More from The New York Times:
The facility at Baiji is the first operating refinery to fall to the fighters of the Islamic State in Iraq and Syria, or ISIS, who have swept through much of northern Iraq and had surrounded the refinery in Baiji for the past week, battling with a battalion of the Iraqi Army that had been backed up by air support.
The capture of the refinery could deny the Iraq government an important source of fuel and provide the insurgents a potentially lucrative income earner, assuming they can ensure the facility's continued operation and sell the fuel, at least in the areas they control. ISIS already profits from its control of oil resources in eastern Syria.

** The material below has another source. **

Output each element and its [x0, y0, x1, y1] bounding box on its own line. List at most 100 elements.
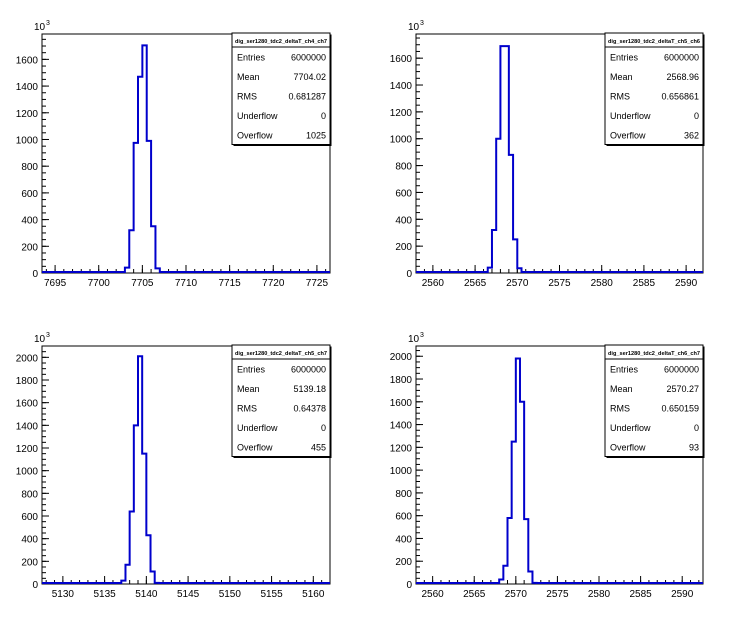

An Iraqi military spokesman, Gen. Qassim Atta, denied that the Baiji refinery had fallen in a televised statement that he made hours after ISIS fighters had apparently taken over the refinery.
As ISIS gains more traction in Iraq, we'll look at the possible role of America in the conflict and the potential consequences.
"While the U.S. may still have some stake in what happens in Iraq, it's been left with little leverage to do anything about it," says David Welna for NPR:
[Persian Gulf expert Kenneth Pollack of the Brookings Institution] notes that Iraq is once again in a state of civil war -- just as it was seven years ago. But unlike then, the U.S. no longer has either the political or military clout it once had, he says.
"I think that we have to recognize that we're not probably going to be able to do a whole lot in Iraq," he says. "We may not be able to shut down this civil war, not anytime soon."